The UK taxpayer took on the risk of lending to many businesses that may not have needed financial support to survive the Covid crisis, according to an official evaluation of government-backed pandemic loans schemes.

Between 38 and 45 per cent of businesses surveyed in the report commissioned by the British Business Bank, which administered some of the loans, said they would not have sought debt financing in the absence of government support, with many seeking funding to become more resilient against future risk.

The Covid-19 loan guarantee schemes could have saved between 150,000 and 500,000 businesses, according to the findings, representing between 500,000 and 2.9mn jobs.

The government guaranteed about £78bn of state-backed loans provided by banks to more than 1.5mn businesses during the pandemic, according to the report published on Tuesday. However, many businesses took out the cheap and easily available loans despite not facing immediate cash flow problems.

The survey found that “one threat to value for money [of the schemes] arose from the removal of measures to target loan guarantees at businesses whose survival or stability was threatened by the Covid-19 pandemic”. 

It said the findings suggested that “the removal of targeting measures has led to the public sector assuming the default risk of lending to a large number of businesses that may not have needed support to survive the pandemic”.

It added that this meant companies that took out loans would be more likely to pay back the money than previously expected which would have a positive effect on default rates.

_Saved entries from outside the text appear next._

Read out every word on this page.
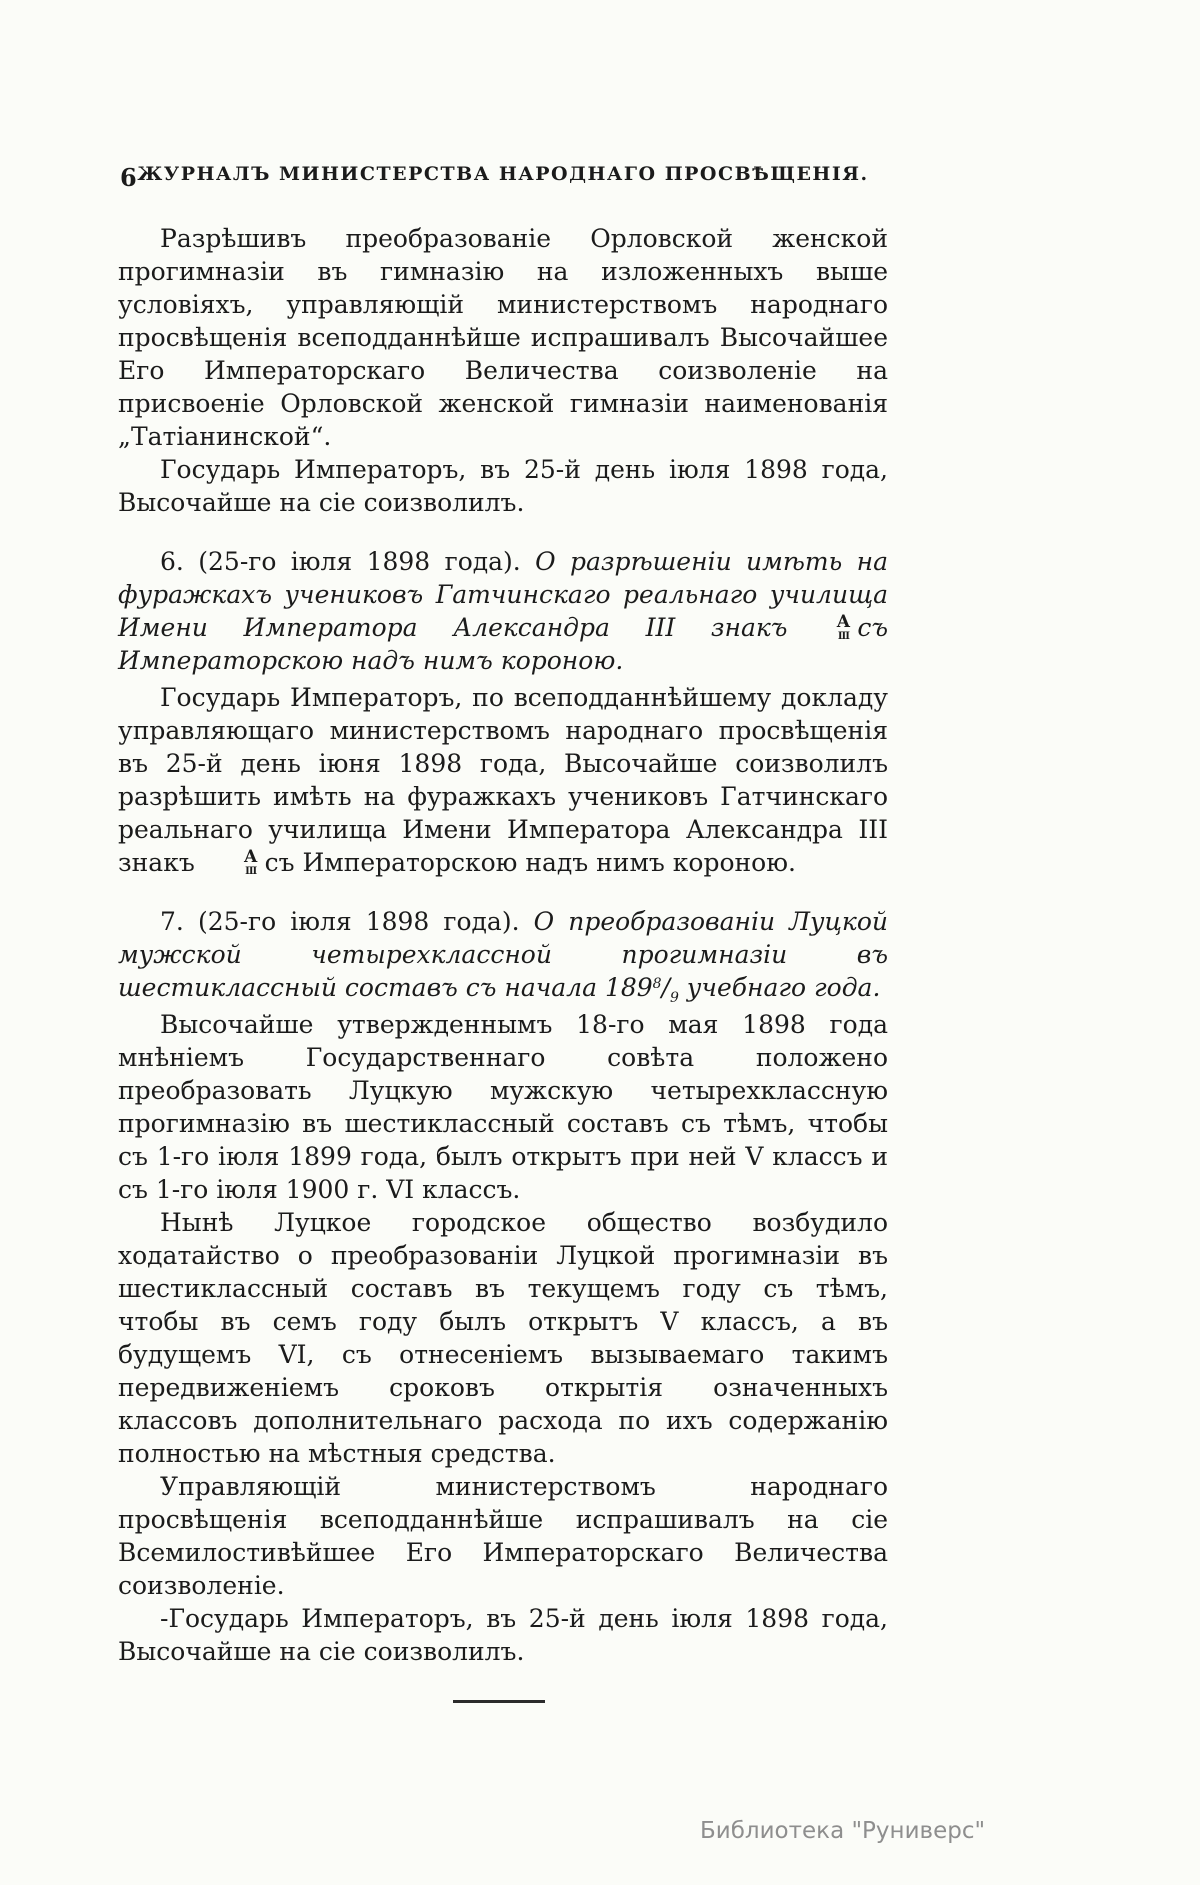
6 ЖУРНАЛЪ МИНИСТЕРСТВА НАРОДНАГО ПРОСВѢЩЕНІЯ.

Разрѣшивъ преобразованіе Орловской женской прогимназіи въ гимназію на изложенныхъ выше условіяхъ, управляющій министерствомъ народнаго просвѣщенія всеподданнѣйше испрашивалъ Высочайшее Его Императорскаго Величества соизволеніе на присвоеніе Орловской женской гимназіи наименованія „Татіанинской“.

Государь Императоръ, въ 25-й день іюля 1898 года, Высочайше на сіе соизволилъ.

6. (25-го іюля 1898 года). О разрѣшеніи имѣть на фуражкахъ учениковъ Гатчинскаго реальнаго училища Имени Императора Александра III знакъ	А
III съ Императорскою надъ нимъ короною.

Государь Императоръ, по всеподданнѣйшему докладу управляющаго министерствомъ народнаго просвѣщенія въ 25-й день іюня 1898 года, Высочайше соизволилъ разрѣшить имѣть на фуражкахъ учениковъ Гатчинскаго реальнаго училища Имени Императора Александра III знакъ	А
III съ Императорскою надъ нимъ короною.

7. (25-го іюля 1898 года). О преобразованіи Луцкой мужской четырехклассной прогимназіи въ шестиклассный составъ съ начала $189^8/_9$ учебнаго года.

Высочайше утвержденнымъ 18-го мая 1898 года мнѣніемъ Государственнаго совѣта положено преобразовать Луцкую мужскую четырехклассную прогимназію въ шестиклассный составъ съ тѣмъ, чтобы съ 1-го іюля 1899 года, былъ открытъ при ней V классъ и съ 1-го іюля 1900 г. VI классъ.

Нынѣ Луцкое городское общество возбудило ходатайство о преобразованіи Луцкой прогимназіи въ шестиклассный составъ въ текущемъ году съ тѣмъ, чтобы въ семъ году былъ открытъ V классъ, а въ будущемъ VI, съ отнесеніемъ вызываемаго такимъ передвиженіемъ сроковъ открытія означенныхъ классовъ дополнительнаго расхода по ихъ содержанію полностью на мѣстныя средства.

Управляющій министерствомъ народнаго просвѣщенія всеподданнѣйше испрашивалъ на сіе Всемилостивѣйшее Его Императорскаго Величества соизволеніе.

-Государь Императоръ, въ 25-й день іюля 1898 года, Высочайше на сіе соизволилъ.

Библиотека "Руниверс"
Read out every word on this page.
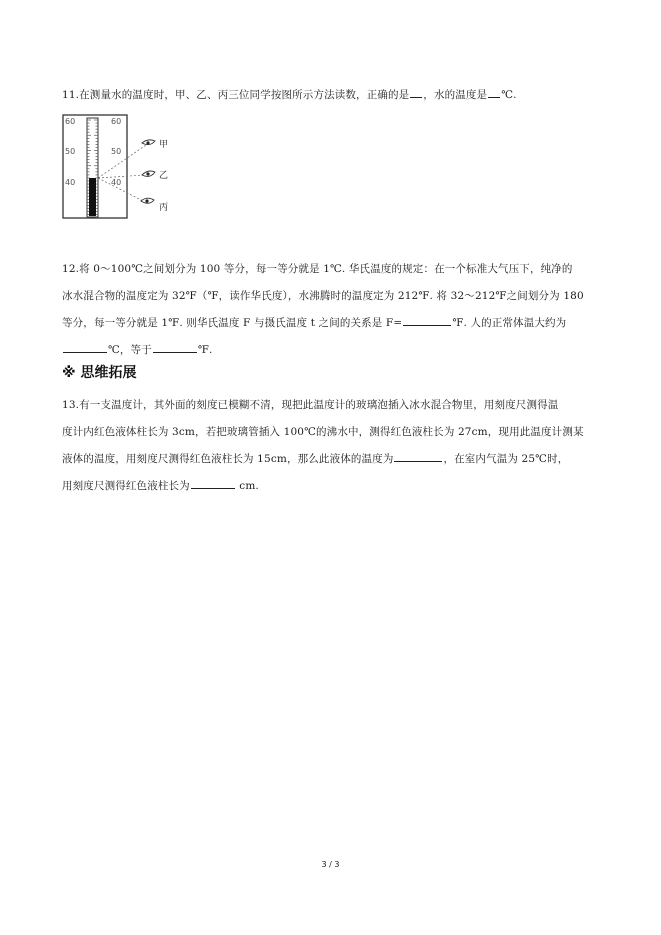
11.在测量水的温度时，甲、乙、丙三位同学按图所示方法读数，正确的是 ，水的温度是 ℃.
60
50
40
60
50
40
甲
乙
丙
12.将 0～100℃之间划分为 100 等分，每一等分就是 1℃. 华氏温度的规定：在一个标准大气压下，纯净的
冰水混合物的温度定为 32℉（℉，读作华氏度），水沸腾时的温度定为 212℉. 将 32～212℉之间划分为 180
等分，每一等分就是 1℉. 则华氏温度 F 与摄氏温度 t 之间的关系是 F=	℉. 人的正常体温大约为
℃，等于	℉.
※ 思维拓展
13.有一支温度计，其外面的刻度已模糊不清，现把此温度计的玻璃泡插入冰水混合物里，用刻度尺测得温
度计内红色液体柱长为 3cm，若把玻璃管插入 100℃的沸水中，测得红色液柱长为 27cm，现用此温度计测某
液体的温度，用刻度尺测得红色液柱长为 15cm，那么此液体的温度为	，在室内气温为 25℃时，
用刻度尺测得红色液柱长为	cm.
3 / 3
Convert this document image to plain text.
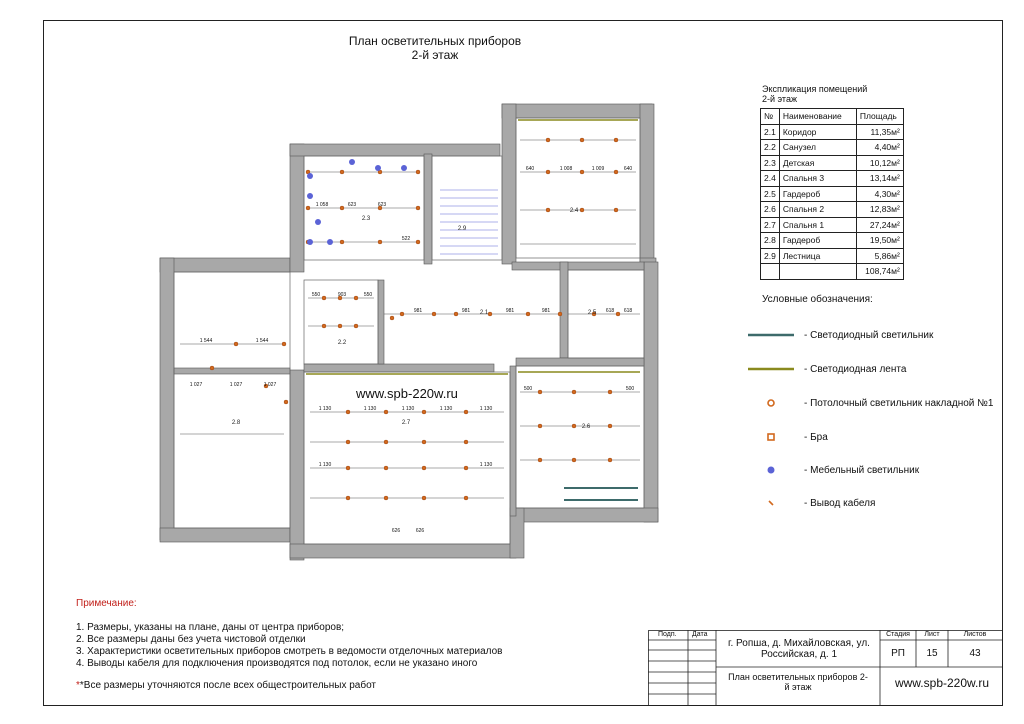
План осветительных приборов
2-й этаж
2.1
2.2
2.3
2.4
2.5
2.6
2.7
2.8
2.9
1 130	1 130	1 130	1 130	1 130
1 130	1 130
981	981	981	981
903
550	550
1 544	1 544
1 027	1 027	1 027
626	626
640	1 008	1 009	640
500	500
618 618
623	623
1 058
522
www.spb-220w.ru
Экспликация помещений
2-й этаж
№	Наименование	Площадь
2.1	Коридор	11,35м²
2.2	Санузел	4,40м²
2.3	Детская	10,12м²
2.4	Спальня 3	13,14м²
2.5	Гардероб	4,30м²
2.6	Спальня 2	12,83м²
2.7	Спальня 1	27,24м²
2.8	Гардероб	19,50м²
2.9	Лестница	5,86м²
		108,74м²
Условные обозначения:
- Светодиодный светильник
- Светодиодная лента
- Потолочный светильник накладной №1
- Бра
- Мебельный светильник
- Вывод кабеля
Примечание:
1. Размеры, указаны на плане, даны от центра приборов;
2. Все размеры даны без учета чистовой отделки
3. Характеристики осветительных приборов смотреть в ведомости отделочных материалов
4. Выводы кабеля для подключения производятся под потолок, если не указано иного
**Все размеры уточняются после всех общестроительных работ
Подп. Дата
г. Ропша, д. Михайловская, ул. Российская, д. 1
Стадия	Лист	Листов
РП	15	43
План осветительных приборов 2-й этаж	www.spb-220w.ru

The report was carried out by London Economics and Ipsos into three loan-guarantee schemes — the Coronavirus Business Interruption Loan Scheme (CBILS), the Coronavirus Large Business Interruption Loan Scheme (CLBILS) and Bounce Back Loan Scheme (BBLS).

The findings are the first in a series of evaluations into the operation of the schemes by the BBB. The bounce back loan scheme in particular has attracted criticism for its loose checks on borrowers which opened the door to billions of pounds of loans potentially lost to fraudsters.

Previous official estimates have suggested that losses to fraud and default across the schemes could reach nearly £5bn. The report said that it was “still too early to fully assess the level of defaults and fraudulent claims”.

“Had lenders conducted their standard checks on such a volume of applications, it would have created an extensive backlog with smaller businesses waiting significantly longer for a loan during which period the survival of the business may have been at risk.”

But, it added, there was “mixed evidence that the survival of many borrowers was contingent on the level of acceleration of lending decisions achieved”, which could again spark questions on why more stringent checks were not applied to weed out fraud.

The report also flagged “irregularities noted in the lending decisions made by one lender” referring to Greensill Capital, which is under investigation for allegedly abusing the lending scheme for larger companies. It said that the British Business Bank had reduced the allocation to zero to the lender.